THOUGHTS ON AFRICA . . .


Africa is my old stomping grounds; that is where I did a LOT of my soldiering.

The name Africa came into Western use through the Romans to describe the northern part of the continent, as the province of Africa with its capital Carthage, corresponding to modern-day Tunisia, and the most northern parts of Algeria and Libya. The Roman suffix "-ca" denotes "country or land". The later Muslim kingdom of Ifriqya, modern-day Tunisia, also preserved a form of the name.

Egypt was already known territory to the Ancients, but further South was unknown land. Around 2,000 years ago "Aethiopia" seems to have been used to describe the land found south of Sahara.

The origin of the word is still a little uncertain . . . "Africa" may not even be an African word: in Greek aphrike means ‘without cold’; the Latin aprica means ‘sunny’; or possibly the Phoenician `afar, meaning dust.

The Romans called it Africa Terra which translates "Land of the Afri". So the word Africa may come from Afri, a name attributed to several peoples who dwelt in North Africa near Carthage . . . perhaps a Berber tribe, although possibly of European or Asian origin. Their name is usually connected with the Phoenician `afar.

One theory has the name Africa stemming from a Berber word ifri or Ifran meaning "cave", in reference to cave dwellers.

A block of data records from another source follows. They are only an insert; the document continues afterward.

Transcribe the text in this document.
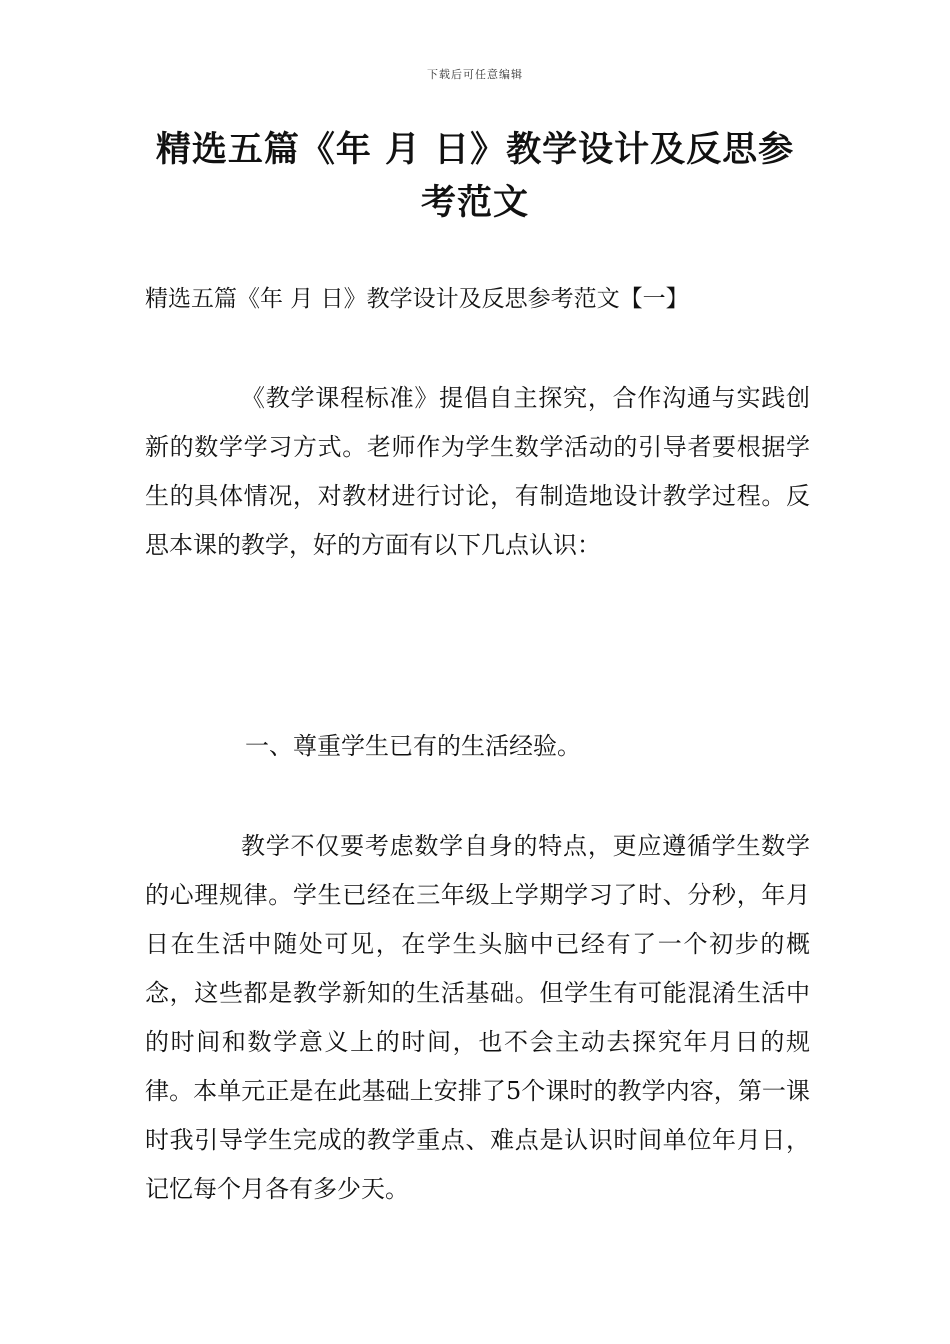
下载后可任意编辑
精选五篇《年 月 日》教学设计及反思参考范文
精选五篇《年 月 日》教学设计及反思参考范文【一】

《教学课程标准》提倡自主探究，合作沟通与实践创新的数学学习方式。老师作为学生数学活动的引导者要根据学生的具体情况，对教材进行讨论，有制造地设计教学过程。反思本课的教学，好的方面有以下几点认识：

一、尊重学生已有的生活经验。

教学不仅要考虑数学自身的特点，更应遵循学生数学的心理规律。学生已经在三年级上学期学习了时、分秒，年月日在生活中随处可见，在学生头脑中已经有了一个初步的概念，这些都是教学新知的生活基础。但学生有可能混淆生活中的时间和数学意义上的时间，也不会主动去探究年月日的规律。本单元正是在此基础上安排了5个课时的教学内容，第一课时我引导学生完成的教学重点、难点是认识时间单位年月日，记忆每个月各有多少天。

Ifri or Afer is name of Banu Ifran from Algeria and Tripolitania (Berber Tribe of Yafran).

The 1st century Jewish historian Flavius Josephus asserted that it was named for Epher, grandson of Abraham according to Gen. 25:4, whose descendants, he claimed, had invaded Libya.

The historian Leo Africanus (1495-1554) attributed the origin to the Greek word phrike (φρικε, meaning "cold and horror"), combined with the negating prefix a-, so meaning a land free of cold and horror. But the change of sound from ph to f in Greek is datable to about the first century, so this cannot really be the origin of the name.

The name "Africa" later came to describe the entire continent. Somewhere along the line it changed from the Land of Warmth and Sunshine to "The Dark Continent".